Posted: Jun 2, 2010 6:52 PM
Updated: Jun 2, 2010 6:52 PM
TUCSON - If you have children too young for school, chances are they spend part or maybe most of their day in child care.
Pima County's Health Department has a program where it sends county nurses into child care centers to help protect your kids while they're away from home.
Nurse Cece Teague is one of eight Pima County Health Department employees who work with child care centers. Her job is to improve child care centers' health and safety.
She says, "The child care providers don't know that they should let the bleach sit on the diaper changing table for two minutes to kill the germs.
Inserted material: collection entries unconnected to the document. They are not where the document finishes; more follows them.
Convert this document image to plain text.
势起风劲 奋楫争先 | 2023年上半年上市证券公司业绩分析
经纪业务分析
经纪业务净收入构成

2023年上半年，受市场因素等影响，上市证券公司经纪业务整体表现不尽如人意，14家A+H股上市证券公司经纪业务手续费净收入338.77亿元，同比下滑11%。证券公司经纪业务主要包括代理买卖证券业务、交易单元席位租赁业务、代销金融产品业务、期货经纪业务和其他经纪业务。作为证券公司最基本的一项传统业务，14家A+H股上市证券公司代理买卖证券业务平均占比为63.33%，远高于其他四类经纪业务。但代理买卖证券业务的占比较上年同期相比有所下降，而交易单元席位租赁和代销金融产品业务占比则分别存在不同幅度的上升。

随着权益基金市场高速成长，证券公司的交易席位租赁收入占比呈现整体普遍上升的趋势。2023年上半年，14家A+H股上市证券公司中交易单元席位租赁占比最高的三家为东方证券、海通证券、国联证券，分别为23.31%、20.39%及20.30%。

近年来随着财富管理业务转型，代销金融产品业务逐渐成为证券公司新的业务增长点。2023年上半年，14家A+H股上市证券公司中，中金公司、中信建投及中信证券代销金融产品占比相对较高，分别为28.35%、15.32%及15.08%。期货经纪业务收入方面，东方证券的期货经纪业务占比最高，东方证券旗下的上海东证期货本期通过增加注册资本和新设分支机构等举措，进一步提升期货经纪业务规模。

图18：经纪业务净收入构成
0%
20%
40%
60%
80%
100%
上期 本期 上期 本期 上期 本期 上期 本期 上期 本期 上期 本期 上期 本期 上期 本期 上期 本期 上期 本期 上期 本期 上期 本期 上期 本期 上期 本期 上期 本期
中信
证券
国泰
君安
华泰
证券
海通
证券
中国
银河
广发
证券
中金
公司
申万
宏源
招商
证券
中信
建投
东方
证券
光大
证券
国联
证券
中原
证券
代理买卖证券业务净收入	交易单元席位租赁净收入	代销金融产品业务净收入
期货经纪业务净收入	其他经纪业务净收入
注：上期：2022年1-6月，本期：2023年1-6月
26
They're great at the early childhood things that they do. But they don't have that health and safety background."
Child care providers, from small homes to big centers, apply to be in Pima County's quality health program. Teague regularly visits about 30 facilities every 2 weeks.
Marcia Burns applied to be in the program even though she says her El Rio Child Care Center already had good assessments.
Burns says, "We learned a lot about how we can improve safety on our playgrounds and in our classrooms."
El Rio teacher Rosanna Quihuis says Teague's visits to her class make a difference. She says, "I'm sick less. And I do see that the kids are sick less."
Pima County's program is considered a model for the state. It's also received national attention.
The program is funded by an initiative that Arizona voters passed in 2006. That funding is up for voters' review again this November.